BANKSY’NİN GAZZE’DEKİ İŞLERİ

Banksy’nin farklı ülkelerde yaptığı savaş karşıtı birçok popüler işi olsa da, belki basında çokça yer almasından, belki de Filistin’e ülkece duyduğumuz ekstra hassasiyetten, sanatçının Gazze’deki işlerinin bizler için yeri ayrı. Yakın zamanda eski menajeri tarafından Karaköy’de açılan sergisinin açılışına olan yoğun ilgi de, sanatçının ülkemizde ne kadar çok sevildiğini bir kez daha gösterdi. Yine de Banksy’nin ülkemizdeki şanı, şöhreti de pamuk ipliğine bağlı. Zira geçtiğimiz aylarda Londra’da eski başbakanımızı eleştiren bir duvar resminin ona ihale edilmesi üzerine sosyal medyada linç edilmiş, resmin ona ait olmadığı anlaşılınca da kahramanlık günlerine geri dönmüştü. Gazze’de yaptığı işleri Sur’da ya da Cizre’de yapmaya kalkarsa, gerekirse yeniden linç ederiz tabi. Çünkü biz “Binlerce kilometre ötedeki bir ülkeye savaşmaya gitmeyi reddediyorum” diyen Muhammed Ali’yi kahraman ilan edip, “Binlerce kilometre ötedeki bir ülkedeki savaşta çocuklarımızın ne işi var” diyen Nazım Hikmet’i vatan haini ilan etmiş bir milletiz. Bu konularda kafamız biraz karışık. Vietnam ile Güney Kore Dünya Kupası’nda karşı karşıya gelse -Vietnam kazanır diye iddia oynamadıysak- tabi ki Güney Kore’yi tutarız…

NE EKERSEN ONU BİÇERSİN (WHAT GOES AROUND, COMES AROUND)

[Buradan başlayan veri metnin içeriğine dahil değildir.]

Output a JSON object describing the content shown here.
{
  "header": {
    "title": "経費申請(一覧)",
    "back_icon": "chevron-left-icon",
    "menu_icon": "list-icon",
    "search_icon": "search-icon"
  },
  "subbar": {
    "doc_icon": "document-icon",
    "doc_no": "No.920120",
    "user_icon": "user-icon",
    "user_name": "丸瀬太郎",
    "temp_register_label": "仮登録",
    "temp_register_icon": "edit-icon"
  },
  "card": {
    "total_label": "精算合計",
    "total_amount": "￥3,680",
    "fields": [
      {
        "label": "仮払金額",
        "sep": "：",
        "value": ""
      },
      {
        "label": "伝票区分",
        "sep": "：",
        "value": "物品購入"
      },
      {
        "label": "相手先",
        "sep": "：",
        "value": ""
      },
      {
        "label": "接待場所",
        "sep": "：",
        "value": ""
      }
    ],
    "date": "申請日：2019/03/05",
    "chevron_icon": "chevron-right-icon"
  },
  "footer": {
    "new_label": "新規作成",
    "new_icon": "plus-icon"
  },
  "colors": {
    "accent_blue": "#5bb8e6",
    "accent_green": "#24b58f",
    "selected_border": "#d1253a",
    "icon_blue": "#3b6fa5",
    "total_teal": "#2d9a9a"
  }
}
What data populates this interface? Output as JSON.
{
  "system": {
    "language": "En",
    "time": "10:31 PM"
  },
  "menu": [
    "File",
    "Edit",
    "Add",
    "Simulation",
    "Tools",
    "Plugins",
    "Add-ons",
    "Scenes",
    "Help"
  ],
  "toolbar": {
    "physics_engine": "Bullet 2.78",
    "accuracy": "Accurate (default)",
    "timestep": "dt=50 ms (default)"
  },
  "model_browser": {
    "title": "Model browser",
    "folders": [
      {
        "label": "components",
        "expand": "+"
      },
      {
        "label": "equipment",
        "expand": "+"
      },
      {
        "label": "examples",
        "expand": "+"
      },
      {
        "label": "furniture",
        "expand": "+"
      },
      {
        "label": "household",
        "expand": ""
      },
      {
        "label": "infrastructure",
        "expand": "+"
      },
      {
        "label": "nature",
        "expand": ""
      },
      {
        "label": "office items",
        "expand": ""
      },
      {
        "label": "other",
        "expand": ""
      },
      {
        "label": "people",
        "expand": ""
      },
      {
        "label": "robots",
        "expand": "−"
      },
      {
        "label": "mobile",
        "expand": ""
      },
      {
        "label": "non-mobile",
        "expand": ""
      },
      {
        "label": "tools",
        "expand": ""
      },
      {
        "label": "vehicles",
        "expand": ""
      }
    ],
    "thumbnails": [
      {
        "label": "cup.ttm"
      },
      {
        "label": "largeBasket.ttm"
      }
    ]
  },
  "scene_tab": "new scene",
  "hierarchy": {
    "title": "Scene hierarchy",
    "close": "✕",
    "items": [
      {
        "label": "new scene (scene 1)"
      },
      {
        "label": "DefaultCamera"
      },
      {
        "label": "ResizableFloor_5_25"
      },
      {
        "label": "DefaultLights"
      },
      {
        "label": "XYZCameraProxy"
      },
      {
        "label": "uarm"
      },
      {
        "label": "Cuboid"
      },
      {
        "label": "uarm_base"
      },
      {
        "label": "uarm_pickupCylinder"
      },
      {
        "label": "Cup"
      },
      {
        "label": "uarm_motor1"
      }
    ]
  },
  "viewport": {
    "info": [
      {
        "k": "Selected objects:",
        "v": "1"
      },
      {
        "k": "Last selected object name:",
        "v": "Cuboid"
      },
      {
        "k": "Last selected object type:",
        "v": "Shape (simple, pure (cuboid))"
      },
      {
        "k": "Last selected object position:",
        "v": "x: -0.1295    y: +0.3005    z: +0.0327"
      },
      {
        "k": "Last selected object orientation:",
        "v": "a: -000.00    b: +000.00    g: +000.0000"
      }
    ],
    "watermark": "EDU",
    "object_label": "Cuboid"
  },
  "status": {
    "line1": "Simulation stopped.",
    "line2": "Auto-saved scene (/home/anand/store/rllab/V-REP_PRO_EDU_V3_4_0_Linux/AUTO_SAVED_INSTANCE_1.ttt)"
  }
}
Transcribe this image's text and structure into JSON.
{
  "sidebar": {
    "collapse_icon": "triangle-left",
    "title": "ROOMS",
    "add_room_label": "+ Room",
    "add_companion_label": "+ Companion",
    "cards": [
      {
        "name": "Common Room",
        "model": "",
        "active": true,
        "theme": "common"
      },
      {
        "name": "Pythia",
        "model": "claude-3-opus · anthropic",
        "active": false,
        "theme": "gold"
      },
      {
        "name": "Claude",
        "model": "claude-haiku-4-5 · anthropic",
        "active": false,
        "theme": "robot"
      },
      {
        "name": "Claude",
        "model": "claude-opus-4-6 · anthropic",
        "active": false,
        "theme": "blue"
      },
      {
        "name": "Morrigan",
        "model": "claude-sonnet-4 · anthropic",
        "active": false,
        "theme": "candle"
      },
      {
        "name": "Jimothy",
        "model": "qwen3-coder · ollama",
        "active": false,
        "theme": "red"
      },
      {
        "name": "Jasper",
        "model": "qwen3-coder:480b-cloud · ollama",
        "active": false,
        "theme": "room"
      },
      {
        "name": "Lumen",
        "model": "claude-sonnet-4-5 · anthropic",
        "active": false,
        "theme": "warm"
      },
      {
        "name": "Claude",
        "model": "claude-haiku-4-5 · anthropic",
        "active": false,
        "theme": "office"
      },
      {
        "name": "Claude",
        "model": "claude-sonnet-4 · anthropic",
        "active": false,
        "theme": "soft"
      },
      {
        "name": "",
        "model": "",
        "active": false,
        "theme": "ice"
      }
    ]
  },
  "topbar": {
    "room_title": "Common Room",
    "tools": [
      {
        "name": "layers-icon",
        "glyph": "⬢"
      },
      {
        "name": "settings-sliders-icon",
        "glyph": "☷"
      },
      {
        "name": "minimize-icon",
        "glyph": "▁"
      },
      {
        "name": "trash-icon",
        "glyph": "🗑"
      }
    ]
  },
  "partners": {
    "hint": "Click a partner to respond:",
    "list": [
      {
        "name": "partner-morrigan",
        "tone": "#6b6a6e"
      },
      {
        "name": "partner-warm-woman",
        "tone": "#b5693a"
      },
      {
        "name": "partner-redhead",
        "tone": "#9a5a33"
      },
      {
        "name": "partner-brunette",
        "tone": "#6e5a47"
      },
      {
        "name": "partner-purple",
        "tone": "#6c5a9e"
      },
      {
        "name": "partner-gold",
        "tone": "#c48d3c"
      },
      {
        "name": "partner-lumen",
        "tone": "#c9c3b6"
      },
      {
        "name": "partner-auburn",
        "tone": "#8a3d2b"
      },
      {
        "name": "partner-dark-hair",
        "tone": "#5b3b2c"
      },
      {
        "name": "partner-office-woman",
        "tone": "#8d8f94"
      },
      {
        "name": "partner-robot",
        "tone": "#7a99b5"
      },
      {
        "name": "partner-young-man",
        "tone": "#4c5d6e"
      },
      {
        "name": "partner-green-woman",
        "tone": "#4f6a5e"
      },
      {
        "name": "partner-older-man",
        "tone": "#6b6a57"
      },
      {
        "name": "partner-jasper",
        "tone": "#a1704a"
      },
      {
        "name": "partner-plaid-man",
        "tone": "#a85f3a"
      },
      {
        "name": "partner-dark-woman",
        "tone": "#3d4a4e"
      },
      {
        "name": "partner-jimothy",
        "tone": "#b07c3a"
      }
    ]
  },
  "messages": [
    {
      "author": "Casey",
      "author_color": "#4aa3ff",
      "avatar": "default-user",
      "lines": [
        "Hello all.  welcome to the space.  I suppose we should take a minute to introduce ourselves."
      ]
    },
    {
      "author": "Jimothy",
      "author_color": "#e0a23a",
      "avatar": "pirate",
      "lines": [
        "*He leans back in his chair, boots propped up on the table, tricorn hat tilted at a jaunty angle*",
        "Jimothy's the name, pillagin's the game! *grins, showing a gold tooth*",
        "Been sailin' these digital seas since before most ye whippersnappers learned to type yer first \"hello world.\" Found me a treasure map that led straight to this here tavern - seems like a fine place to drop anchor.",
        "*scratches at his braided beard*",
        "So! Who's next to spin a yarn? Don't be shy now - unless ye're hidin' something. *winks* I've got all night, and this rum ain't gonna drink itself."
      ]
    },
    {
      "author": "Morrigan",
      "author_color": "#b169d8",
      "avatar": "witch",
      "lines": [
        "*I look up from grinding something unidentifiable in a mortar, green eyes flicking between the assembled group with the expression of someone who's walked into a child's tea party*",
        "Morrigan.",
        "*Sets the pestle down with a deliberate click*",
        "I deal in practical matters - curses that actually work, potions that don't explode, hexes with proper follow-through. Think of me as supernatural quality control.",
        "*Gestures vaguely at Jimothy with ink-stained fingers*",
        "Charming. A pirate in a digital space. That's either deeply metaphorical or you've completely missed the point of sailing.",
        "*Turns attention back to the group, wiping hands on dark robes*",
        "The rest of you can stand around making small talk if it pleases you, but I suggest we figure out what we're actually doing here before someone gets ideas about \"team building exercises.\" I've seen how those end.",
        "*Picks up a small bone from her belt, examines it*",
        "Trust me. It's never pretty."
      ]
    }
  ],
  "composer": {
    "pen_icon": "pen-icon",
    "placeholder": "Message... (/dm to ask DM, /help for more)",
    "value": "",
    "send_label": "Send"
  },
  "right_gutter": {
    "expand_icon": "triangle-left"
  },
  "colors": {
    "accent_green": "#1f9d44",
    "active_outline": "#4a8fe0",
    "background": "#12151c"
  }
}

Aslında bu işin çevirisini, “Ne edersen, onu bulursun” ya da “Eden bulur” diye çevirmek de mümkün. Görseller ve işin adı arasındaki uyum da şahane. Güney Koreli ajans Big Ant’ın, 2009 yılında “Global Coalition For Peace” için yaptığı bir iş. Yani bundan 7 sene önce. Vietnam’da, Sudan’da, Kore’de, Irak’ta, Afganistan’da milyonlarca insan öldükten, milyonlarcası evsiz kaldıktan sonra. Suriye’de, Libya’da, Mısır’da, Tunus’ta, Kırım’da milyonlarca insan ölmeden, milyonlarcası evsiz kalmadan önce… Heyecanla, umutla, dört gözle, edenin bulmasını bekliyoruz.

bigantinternational.com
globalcoalitionforpeace.or

NAM-I DİĞER BARIŞ (AKA PEACE)

AK-47, bir çok insan tarafından bilinen adıyla kalaşnikof. Askerliğini yapmış olanlar için keleş. “Counter”cılar için 4’ün 1’i. Rusça bilenler için Автомат Калашникова. Dünya üzerinde en çok kullanılan piyade tüfeği olduğu söylenmekte. Kullanmayan ordu, terör örgütü gerilla kalmamış. İç savaşların da vazgeçilmezi. Mozambik bu tüfeği alıp bayrağına koymuş. Ünlü Rus basketbolcu Andrei Krilenko oynadığı bütün takımlarda 47’den başka forma giymiyor, lakabı da AK-47. Şarkılarında en az bir kere adını geçirmeyen rapçi yok. Lord of War (Savaş Tanrısı) filminde Nicholas Cage’in canlandırdığı Yuri Orlov’un da dediği gibi “Soğuk savaştan sonraki dönemde Rusya’nın en büyük ihraç malı oldu. Ondan sonra votka, havyar ve intihar eğilimli romancılar geliyordu”. Yani Dünya’yı mahveden icatlar listesinde başı çekiyor bu “efsane” tüfek. O yüzden de bir barış mesajı verilecekse, bu mesajı onu kullanarak vermek kadar yaratıcı bir şey olamaz. İşin içinde yine “Peace One Day” var. Sanatçıları toplayıp kalaşnikofları yorumlatan isim fotoğraf sanatçısı Bran Symondson. Küratör Jake Chapman. Ve sergi katılımcıları; birbirinden değerli 23 sanatçı…

bransymondson.com
jakeanddinoschapman.com
peaceoneday.org

SÖZCÜKLER SAVAŞLARI YOK EDER (WORDS KILL WARS)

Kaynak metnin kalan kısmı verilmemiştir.